How do you deal with the headship of a market union whose children are tax collectors and who add more money in the tax regime for their pockets? How do you describe a female church leader who imports people from other parishes who do not qualify to vote, to partake in her election? How do you describe a messenger in an office who sells high level information to the highest bidder? How do you describe a man/woman who looks like a saint in the office but who has been found to embezzle all the allowances of staff?

Read also: Ways FG can address rising food prices in Nigeria

Those who collect bribe for jobs, visa racketeering, sex for grades, bribes to find a file. Something is deeply wrong with a nation where the next man/woman is trying to cheat you and when caught he/she says they are just being sharp. For some reason, such people are considered smarter than others.

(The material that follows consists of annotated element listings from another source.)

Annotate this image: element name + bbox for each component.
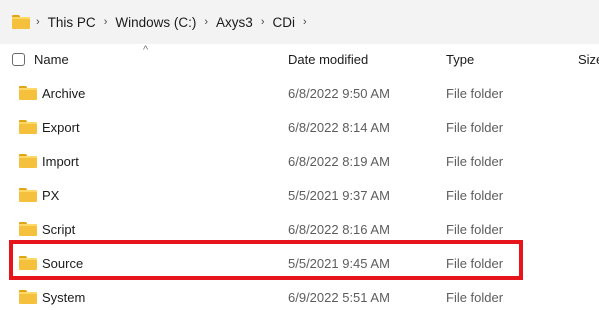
chevron-right-icon[interactable]: › — [261, 16, 265, 28]
file-name: Export — [42, 120, 80, 135]
breadcrumb-this-pc[interactable]: This PC — [48, 15, 96, 30]
chevron-right-icon[interactable]: › — [303, 16, 307, 28]
date-modified: 5/5/2021 9:37 AM — [288, 188, 390, 203]
list-item-export[interactable]: Export 6/8/2022 8:14 AM File folder — [0, 110, 599, 144]
file-type: File folder — [446, 222, 504, 237]
file-name: Import — [42, 154, 79, 169]
file-name: Archive — [42, 86, 86, 101]
breadcrumb-axys3[interactable]: Axys3 — [216, 15, 253, 30]
column-header-size[interactable]: Size — [578, 52, 599, 67]
highlight-box — [9, 240, 523, 280]
breadcrumb: › This PC › Windows (C:) › Axys3 › CDi › — [12, 12, 315, 32]
file-type: File folder — [446, 154, 504, 169]
folder-icon — [12, 15, 30, 29]
folder-icon — [19, 188, 37, 202]
sort-ascending-icon: ^ — [143, 44, 149, 56]
breadcrumb-cdi[interactable]: CDi — [272, 15, 295, 30]
date-modified: 6/8/2022 8:16 AM — [288, 222, 390, 237]
file-type: File folder — [446, 188, 504, 203]
chevron-right-icon[interactable]: › — [36, 16, 40, 28]
file-type: File folder — [446, 86, 504, 101]
list-item-system[interactable]: System 6/9/2022 5:51 AM File folder — [0, 280, 599, 310]
file-type: File folder — [446, 290, 504, 305]
list-item-import[interactable]: Import 6/8/2022 8:19 AM File folder — [0, 144, 599, 178]
folder-icon — [19, 120, 37, 134]
date-modified: 6/8/2022 8:19 AM — [288, 154, 390, 169]
chevron-right-icon[interactable]: › — [204, 16, 208, 28]
file-name: Script — [42, 222, 76, 237]
column-header-type[interactable]: Type — [446, 52, 474, 67]
address-bar[interactable]: › This PC › Windows (C:) › Axys3 › CDi › — [0, 0, 599, 44]
folder-icon — [19, 222, 37, 236]
column-header-row: ^ Name Date modified Type Size — [0, 44, 599, 74]
date-modified: 6/8/2022 9:50 AM — [288, 86, 390, 101]
chevron-right-icon[interactable]: › — [104, 16, 108, 28]
folder-icon — [19, 290, 37, 304]
select-all-checkbox[interactable] — [12, 53, 25, 66]
file-type: File folder — [446, 120, 504, 135]
date-modified: 6/9/2022 5:51 AM — [288, 290, 390, 305]
column-header-name[interactable]: Name — [34, 52, 69, 67]
list-item-px[interactable]: PX 5/5/2021 9:37 AM File folder — [0, 178, 599, 212]
list-item-archive[interactable]: Archive 6/8/2022 9:50 AM File folder — [0, 76, 599, 110]
folder-icon — [19, 154, 37, 168]
file-name: System — [42, 290, 86, 305]
column-header-date-modified[interactable]: Date modified — [288, 52, 368, 67]
date-modified: 6/8/2022 8:14 AM — [288, 120, 390, 135]
folder-icon — [19, 86, 37, 100]
file-name: PX — [42, 188, 60, 203]
breadcrumb-windows-c[interactable]: Windows (C:) — [115, 15, 196, 30]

I was certain about two years ago that I was going to miss my international flight. I had an hour and a half to my flight and had checked in. But I had lost my health card. A card without which there were dire consequences in the country I was visiting. I walked back to the checking in counter. Nothing. My bags, nothing. I emptied my pockets. Still nothing. I then spoke to a very senior person in the airport in Lagos who advised that I report it at a Lagos health centre near the airport.

He handed me to a man who was to secure a taxi for me for a quick turnaround. So, we began to walk and walk and walk some more through parking lots and past random buildings. And he was informed of the urgency of my plight. Then I reminded him that I had a flight to catch. We go soon reach the taxi, madam. A lie.

Now we are building a resume around the world of people who cannot be trusted. People who lie through their teeth. There were scores of taxis at the airport that were close by. But he wanted to take me to Kathmandu. As far from the airport as possible so he would get a cut from a taxi driver who was his guy. My flight was in its last 50 minutes before gates would close when I returned with a health card from the facility. I barely got in when final boarding was called.

The man had no business punishing me. He could have saved me the trouble. But Nigerians often only understand man knows man. It would not have mattered to him if I missed my flight as long as he got his cut. But he can point at airport authority, complain about this and that. But he considers himself a clean man.

Until we are accountable wherever we are, shoemaker, tailor, tax collector, politician, student, market woman, governor, and all who hold any position at all to include community and religious leaders, we cannot be pointing fingers. It is time to stop pointing fingers. How about you? What wrong have you entrenched yourself in? Nigeria can only be rescued by all of us, each one playing his/her role for the job at hand. Roll up your sleeves. Do your part!